Mit beiden Händen stieß er Justin gegen die Brust und drückte ihn solange nach hinten, bis er mit dem Rücken hart gegen eine seiner Wände stieß.

Wie benebelt sah ich zu den beiden hinüber. Mein Inneres sagte mir, dass ich etwas unternehmen sollte, doch keines meiner Glieder bewegte sich auch nur einen Zentimeter, während ich einfach nur meinem eigenem Blut beim Pochen zuhörte und allmählich bemerkte, wie mir langsam schlecht wurde. Das war nicht gut, gar nicht gut.

Immer noch wie benebelt sah ich zu den beiden hinüber. Meine Muskeln wirkten wie versteinert und die Verzweiflung stieg in mir auf, während die beiden sich-immer noch in der Situation verweilten-gegenseitig in den Tod starten. Unfähig etwas zutun sah ich zu wie Justins Lippen sich langsam und provozierend bewegten und irgendwelche Worte aussprachen, die ich durch meine Rausch nicht hören konnte, doch Sebastian ließ ihn nicht mal mehr seine Drohung aussprechen. Mit einem Satz schlug er Justin direkt auf seine Nase, die mit einem lauten Knacken zu Blüten anfing. Mir war klar, dass Justin ihn mit ein paar Schlägen erledigen könnte, und das wusste auch Sebastian, dem war ich mir sicher, doch Juston stand einfach nur reglos da und ließ zu, dass Sebastian ihm abwechseln ins Gesicht und in die Magengrube schlug, ohne auch nur eine Miene zu verziehen.

Irgendwann wanderte sein Blick zu mir hinüber und bohrte sich tief in meine Augen; beinah so, als würde er an mir halt suchen um nicht auszurasten. Ich konnte die Anstrengung und die unterdrückte Wut in seinen Augen nur zu deutlich sehen! als dass ich seinen Blick hätte anderes deuten können. Lange würde Justin das nicht aushalten; es würde nicht lange dauern, bis er explodieren würde und ob mein Bruder dies überleben würde, konnte ich noch nicht mit Gewissheit sagen.

Der nächste Schlag von Sebastian traf Justin genau auf seinen Piercing. Mit einem unangenehmen Geräusch verbog dieser sich und stach merkwürdig in Justins Augenbraue, wodurch ihm Blut über die Schläfe bis hin zu seinem Auge sickerte, das alles andere als gesund mit der roten Farbe aussah.

Ich hörte ein Wimmern hinter mir und drehte mich Augenblick um, wodurch mein Blick auf den traurigsten Anblick meines Lebens traf.
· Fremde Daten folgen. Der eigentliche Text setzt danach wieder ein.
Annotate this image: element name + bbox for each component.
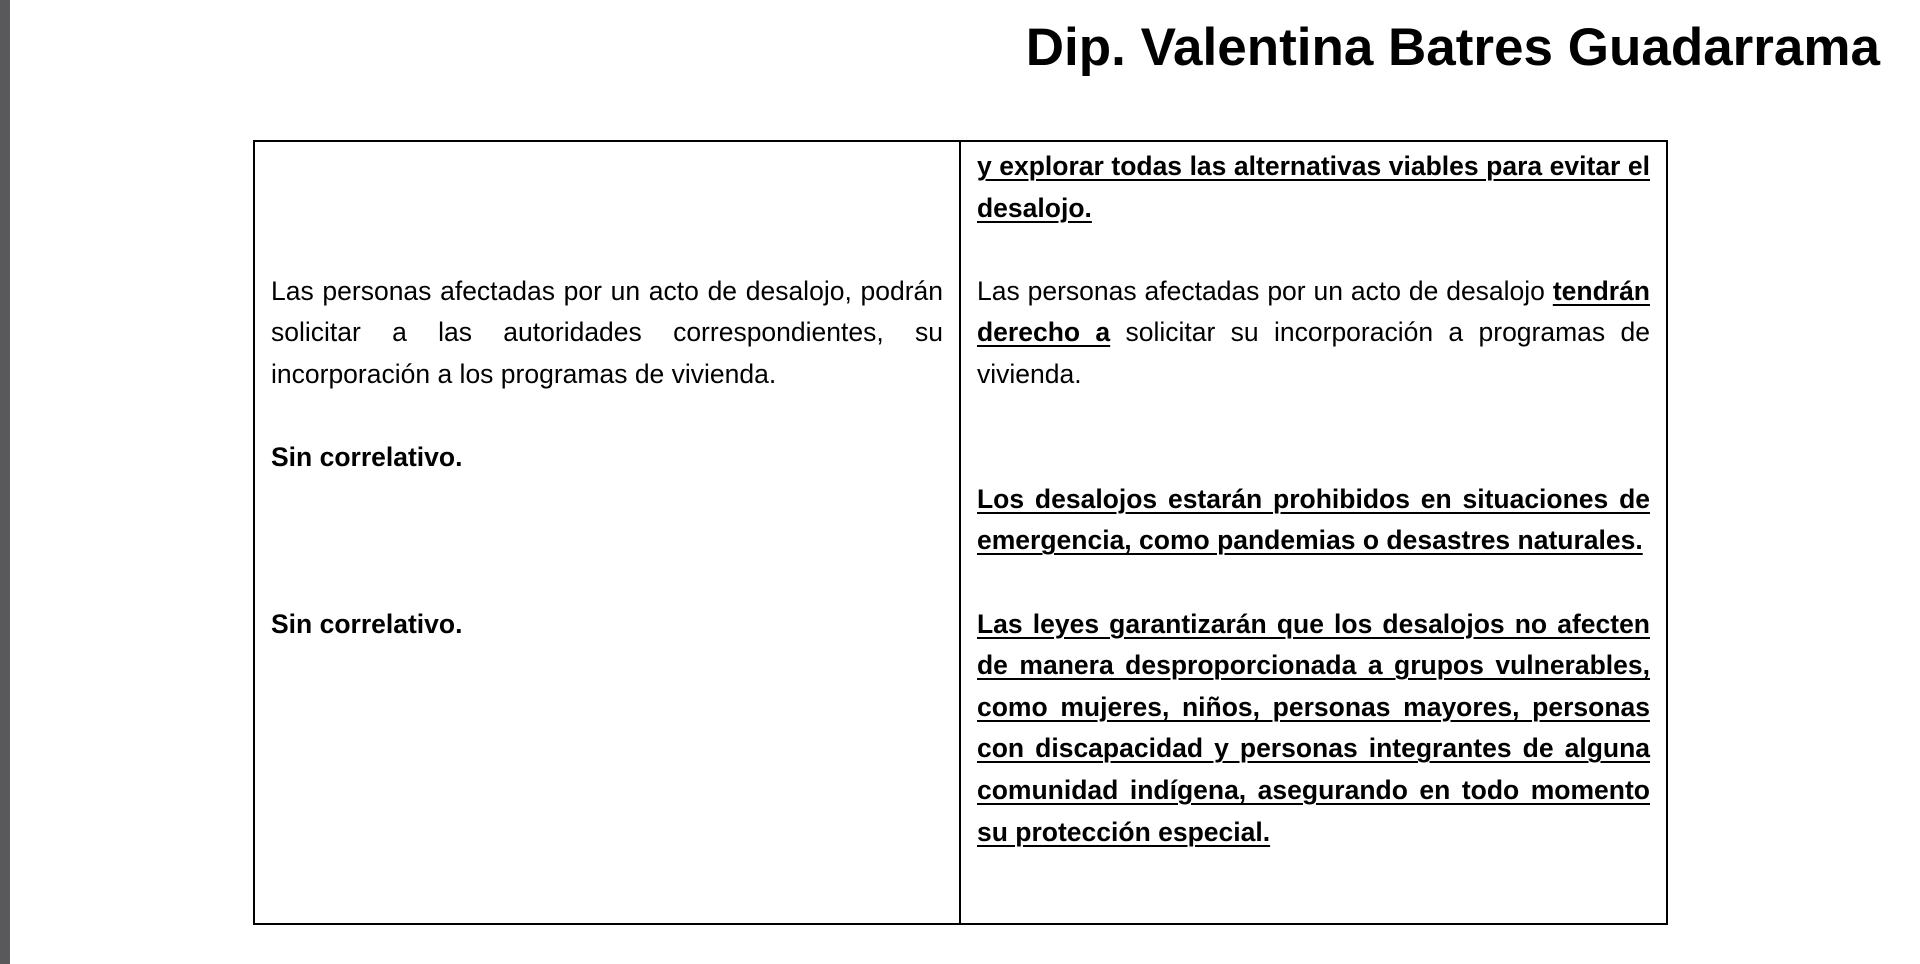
- right-paragraph-alternativas: y explorar todas las alternativas viables para evitar el desalojo.: [977, 151, 1650, 223]
- right-paragraph-grupos-vulnerables: Las leyes garantizarán que los desalojos no afecten de manera desproporcionada a grupos vulnerables, como mujeres, niños, personas mayores, personas con discapacidad y personas integrantes de alguna comunidad indígena, asegurando en todo momento su protección especial.: [977, 608, 1650, 847]
- document-page: [10, 0, 1920, 964]
- right-paragraph-text-start: Las personas afectadas por un acto de desalojo: [977, 275, 1553, 306]
- left-paragraph-desalojo: Las personas afectadas por un acto de desalojo, podrán solicitar a las autoridades correspondientes, su incorporación a los programas de vivienda.: [271, 275, 943, 389]
- left-column-cell: [254, 141, 960, 924]
- spacer: [271, 479, 943, 604]
- right-column-cell: [960, 141, 1667, 924]
- spacer: [977, 229, 1650, 271]
- comparison-table: [253, 140, 1668, 925]
- spacer: [271, 396, 943, 438]
- left-paragraph-sin-correlativo-2: Sin correlativo.: [271, 608, 463, 639]
- right-paragraph-emphasis: tendrán derecho a: [977, 275, 1650, 348]
- author-heading: Dip. Valentina Batres Guadarrama: [1025, 18, 1880, 77]
- viewer-background: [0, 0, 10, 964]
- spacer: [271, 146, 943, 271]
- table-row: [254, 141, 1667, 924]
- left-paragraph-sin-correlativo-1: Sin correlativo.: [271, 442, 463, 473]
- spacer: [977, 396, 1650, 479]
- spacer: [977, 562, 1650, 604]
- right-paragraph-incorporacion: [977, 271, 1650, 396]
- right-paragraph-emergencias: Los desalojos estarán prohibidos en situaciones de emergencia, como pandemias o desastres naturales.: [977, 483, 1650, 556]
- right-paragraph-text-end: solicitar su incorporación a programas de vivienda.: [977, 317, 1650, 389]
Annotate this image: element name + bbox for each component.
Jaxon war durch den ganzen Lärm wach geworden und klammerte sich nun mit aller Kraft gegen seine Bettdecke. Aus ängstlichen, mit Tränen gefüllten Augen sah er zu Justin hinüber, dessen Gesicht immer noch angespannt war.

Hin und her gerissen blickte ich mich im Raum um und versuchte mich selbst zu berühigend. Immer wieder sah ich zu Jaxon und dann wieder zu Justin und wusste mir einfach nicht selbst zu helfen, obwohl ich wusste, dass die Sache nur bei mir hängenblieb.